ICT Off (Serv Deliv Security)

ICT Officer (Service Delivery - Security)  

ORGANIZATIONAL CONTEXT
The post is located within the Security Section of the ICT Operations Service and reports directly to the Chief of the Security Section, and assists in the service delivery of UNCHR Security Services.

While not a leadership role, the incumbent oversees the work of UNHCR services delivery personnel and is responsible for ensuring the various managed service providers' delivery of efficient and effective UNHCR's ICT Security services.

Within DIST, regular interaction with ICT Officer (GRC) for developing and compliance of security policies, mitigating and addressing security risks; works closely with the Service Development and Support section to ensure compliance with all security policies; Solution Architects to ensure that security is built into the application and underlying ICT infrastructure and systems; and ICT Operations to ensure that security is maintained on all ICT services.

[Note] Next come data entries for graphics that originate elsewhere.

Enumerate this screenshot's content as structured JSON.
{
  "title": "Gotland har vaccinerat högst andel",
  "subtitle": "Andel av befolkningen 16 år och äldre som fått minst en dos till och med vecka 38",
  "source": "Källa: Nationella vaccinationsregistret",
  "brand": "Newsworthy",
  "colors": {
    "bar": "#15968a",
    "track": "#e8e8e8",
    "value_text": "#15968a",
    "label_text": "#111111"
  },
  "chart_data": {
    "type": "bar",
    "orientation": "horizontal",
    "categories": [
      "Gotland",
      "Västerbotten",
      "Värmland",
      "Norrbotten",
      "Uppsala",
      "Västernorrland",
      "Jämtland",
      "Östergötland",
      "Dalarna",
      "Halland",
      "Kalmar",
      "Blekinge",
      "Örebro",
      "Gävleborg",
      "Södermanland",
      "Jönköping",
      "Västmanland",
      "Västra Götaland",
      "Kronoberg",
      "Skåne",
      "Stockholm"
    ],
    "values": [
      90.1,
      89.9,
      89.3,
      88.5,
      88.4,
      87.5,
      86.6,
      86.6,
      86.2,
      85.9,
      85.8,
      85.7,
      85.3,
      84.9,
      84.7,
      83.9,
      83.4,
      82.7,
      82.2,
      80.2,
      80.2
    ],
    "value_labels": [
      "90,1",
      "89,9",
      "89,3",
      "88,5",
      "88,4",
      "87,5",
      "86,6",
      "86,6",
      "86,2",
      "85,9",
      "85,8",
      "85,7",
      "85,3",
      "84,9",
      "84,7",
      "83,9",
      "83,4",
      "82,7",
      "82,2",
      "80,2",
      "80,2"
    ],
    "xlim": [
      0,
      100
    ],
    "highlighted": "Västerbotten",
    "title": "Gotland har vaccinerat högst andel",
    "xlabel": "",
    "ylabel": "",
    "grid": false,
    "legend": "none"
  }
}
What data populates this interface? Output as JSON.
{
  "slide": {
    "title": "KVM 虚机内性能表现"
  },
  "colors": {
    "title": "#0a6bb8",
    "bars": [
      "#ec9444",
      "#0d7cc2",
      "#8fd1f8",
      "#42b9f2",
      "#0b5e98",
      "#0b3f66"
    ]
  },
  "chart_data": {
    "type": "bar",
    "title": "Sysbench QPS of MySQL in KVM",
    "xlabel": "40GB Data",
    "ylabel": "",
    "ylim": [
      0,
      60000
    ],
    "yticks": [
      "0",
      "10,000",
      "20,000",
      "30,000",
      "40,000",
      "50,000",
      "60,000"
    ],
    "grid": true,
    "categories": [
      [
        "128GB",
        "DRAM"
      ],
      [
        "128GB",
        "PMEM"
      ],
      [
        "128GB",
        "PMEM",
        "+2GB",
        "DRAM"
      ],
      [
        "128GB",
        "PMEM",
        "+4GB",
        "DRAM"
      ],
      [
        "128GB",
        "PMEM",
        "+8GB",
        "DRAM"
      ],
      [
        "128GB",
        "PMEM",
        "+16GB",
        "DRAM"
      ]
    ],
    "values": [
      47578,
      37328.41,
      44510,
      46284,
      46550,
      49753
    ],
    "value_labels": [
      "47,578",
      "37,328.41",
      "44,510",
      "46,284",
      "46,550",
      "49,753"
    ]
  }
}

Collaborates with key business leaders on security requirements and standards.

FUNCTIONAL STATEMENT
Accountability
- ICT security risks are treated.
- Security service, incidents, change requests, and problems are addressed and resolved promptly within agreed service levels.
- Service level agreements (SLAs) with service providers are managed and monitored.
- Change and release processes are managed and coordinated.
- Service provider invoices are reviewed and verified.

Responsibility
- Coordinate day-to-day operational decisions within area of responsibility.
- Oversee security managed service providers, including monitoring and ensuring issues are resolved according to SLAs.
- Act as an escalation point for end-user issues and work to resolve problems quickly.
- Lead the ¿Major Incident Management¿ process for services and facilities within the area of responsibility.
- Work with managed service partners to ensure problem management and root cause analysis is undertaken routinely leading to service improvement for security matters.
- Maintain appropriate communication channels with service providers and other relevant DIST staff.
- Measure and follow-up of SLAs and validation of intermediate and final results.
- Audit quality deliverables, process follow-up and reporting.
- Track and verify invoices from service providers and suppliers.
- Monitor, identify and resolve ICT security issues/incidents.
- Execute ICT security architecture/design reviews.
- Execute security assessments (including penetration testing).
- Manage threat and vulnerabilities including forensics, patch management, and take remedial actions.
- Liaise with Platform, End User Device and Network Team in testing and monitoring disaster recovery plans.
- Adopt security best practices from industry, including ISO 27001 and share solutions for cost-effective security service delivery.
- Provide updates (i.e. hourly, daily and/or weekly) when acting as Incident Manager.
- Undertake other tasks or assignments within area of competence as required.

Authority
- Allocate resources for tasks, problems, change, security incident resolution and service requests.
- Audit and verify compliance to security policies.
- Decide on appropriate resolution of security incidents / problems.
- Escalate issues to supervisor if incidents / problems cannot be resolved within area of responsibility.
- Take day-to-day operational decisions within area of responsibility.

ESSENTIAL MINIMUM QUALIFICATIONS AND PROFESSIONAL EXPERIENCE REQUIRED
- University degree in ICT or relevant subject.
- At least 8 years (6 years with advanced university degree) of experience in information technology of which 4 should be in managing service delivery of Security Services to support decentralized IT operations in developing countries.
- Experience with service delivery of Security services in a 24/7, enterprise grade environment.
- Experience with outsourced managed security services including IDS, IPS, SIEM, Threat Intelligence and related services.
- Experience with Microsoft, desktop, platform and application technologies and cloud computing.
- Experience in federated identity management and single sign on  services.
- Experience working with outsourced providers in delivering services based on service level agreements.
- Proven track record implementing and managing ITIL processes.
- Proven track record in implementation of ISO 27001 standards.
- Fluent in written and spoken English.

DESIRABLE QUALIFICATIONS & COMPETENCIES.
- Knowledge of systems and processes within the United Nations.
- Experience in providing Security Services to deep field locations.
- Advanced university degree in ICT or engineering.
- Certification in CISSP or CISA will be an asset.
- Working knowledge of any other UN language.

C001L3 - Accountability Level 3
C002L3 - Teamwork & Collaboration Level 3
C003L3 - Communication Level 3
C004L3 - Commitment to Continuous Learning Level 3
C005L3 - Client & Result Orientation Level 3
C006L3 - Organizational Awareness Level 3
M001L3 - Empowering and Building Trust Level 3
M003L3 - Judgement and Decision Making Level 3
M006L3 - Managing Resources Level 3
X001L3 - Analytical Thinking Level 3
X004L3 - Negotiation and Conflict Resolution Level 3
X005L3 - Planning and Organizing Level 3

Please note that the closing date for all vacancies in the March 2016 Compendium is Monday 25 April 2016 (midnight Geneva time).